Gosforth is quite posh. The houses around the ground all had nice gardens and the only noise from nearby was the sound of tennis balls being hit back and forward at the club behind one of the goals. I’m not sure about West Moor, but, despite never having knowingly been there, I’ve always considered Jesmond to be posh too.

Gosforth were in red and white hooped tops. It seemed more like a rugby shirt than a football kit. West Moor and Jesmond were in blue.

Despite it being free to get in, there were only about ten spectators, including Jen and I. I’m not even sure that all of them were there for the game. I think a woman who was sat at a picnic table may have been waiting for someone to finish their tennis session whilst the bloke with the black spaniel looked as if he regularly walked his dog around the edge of the field whether there was a match taking place or not.

The fixture had an end of season air to it with nothing much happening for the first half-hour. The visitors took the lead at that stage with an outside of the foot sliced finish which, if it were intended, was very impressive indeed. The opener spurred West Moor on and they added a second before the break with what was also a decent finish.

Play was a lot more expansive after the restart, or perhaps it was just that everyone simply got tired of defending. Either way, the goals flowed, and we finished up in rapidly fading light with a five-two away win.

Rothbury v West Moor & Jesmond, Saturday 14th May 2022, 2.30pm

May 24, 2022

The Boro’s season is over, but there is still the odd game taking place.

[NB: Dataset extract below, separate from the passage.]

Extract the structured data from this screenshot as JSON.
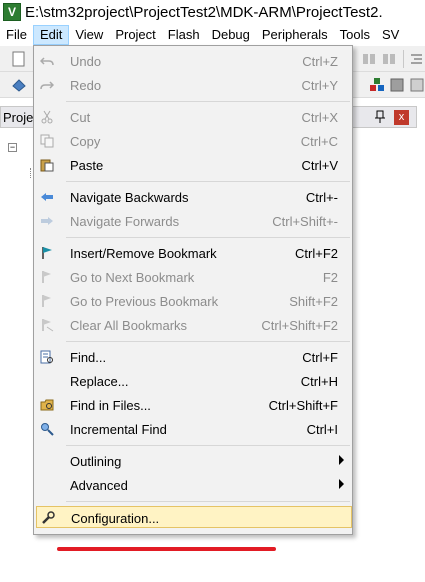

This one was the final fixture for both sides in the twelfth-tier Division One of the Northern Alliance League. It was pretty much a dead game in that neither side were involved in matters at either end of the table and West Moor were guaranteed a sixth-place finish regardless of the result. Rothbury had a little more to play for in that if results elsewhere went their way, then they might move up from ninth position to seventh. I doubt that it kept them awake the night before.

The drive up to Armstrong Park was a scenic as it gets. I think that it just about borders the Northumberland National Park. It’s a fair distance though, around seventy-five minutes from Teesside, although as I didn’t have anything planned for the afternoon it was no big deal.

That morning Isla and I had been to have another look at the racehorse. We watched him on the gallops and had a chat with some of the stable staff. Apparently, he’s not one for the minimum distances so won’t make his debut until later in the season when the races get longer. Oddly enough, he doesn’t like carrots. Weirdo horse.

There was a clubhouse, I think, at Armstrong Park or maybe it was just the changing rooms. A few people were stood in front of it, but most were sat along one side of the pitch on a raised embankment area. The smart folks had brought camping chairs with them but most, like me, had found a spot where a level piece of ground met the slope so that there was somewhere to angle your legs downwards. As usual there were dogs in attendance including a spaniel and an enormous Dalmatian.

Rothbury were in red, with West Moor in blue and white. They each had to volunteer a sub to run the line, although the Rothbury lad was so biased that after a while the ref, who rarely strayed from the centre circle, just ignored him. The lack of exertion from the man in the middle wasn’t only limited to covering ground, but extended to whistle blowing. If he could let play go on he did do and on the occasions when forced to blow his whistle he did it so quietly that it undermined any authority that he may have had.

The visitors went two up in the first half, with Rothbury pulling one back early in the second half before West Moor rattled in another two to make the game safe. There was a late consolation for Rothbury and it finished four-two.

At the end the ref continued his minimal effort approach by blowing just twice to bring the game and the Northern Alliance season to an end.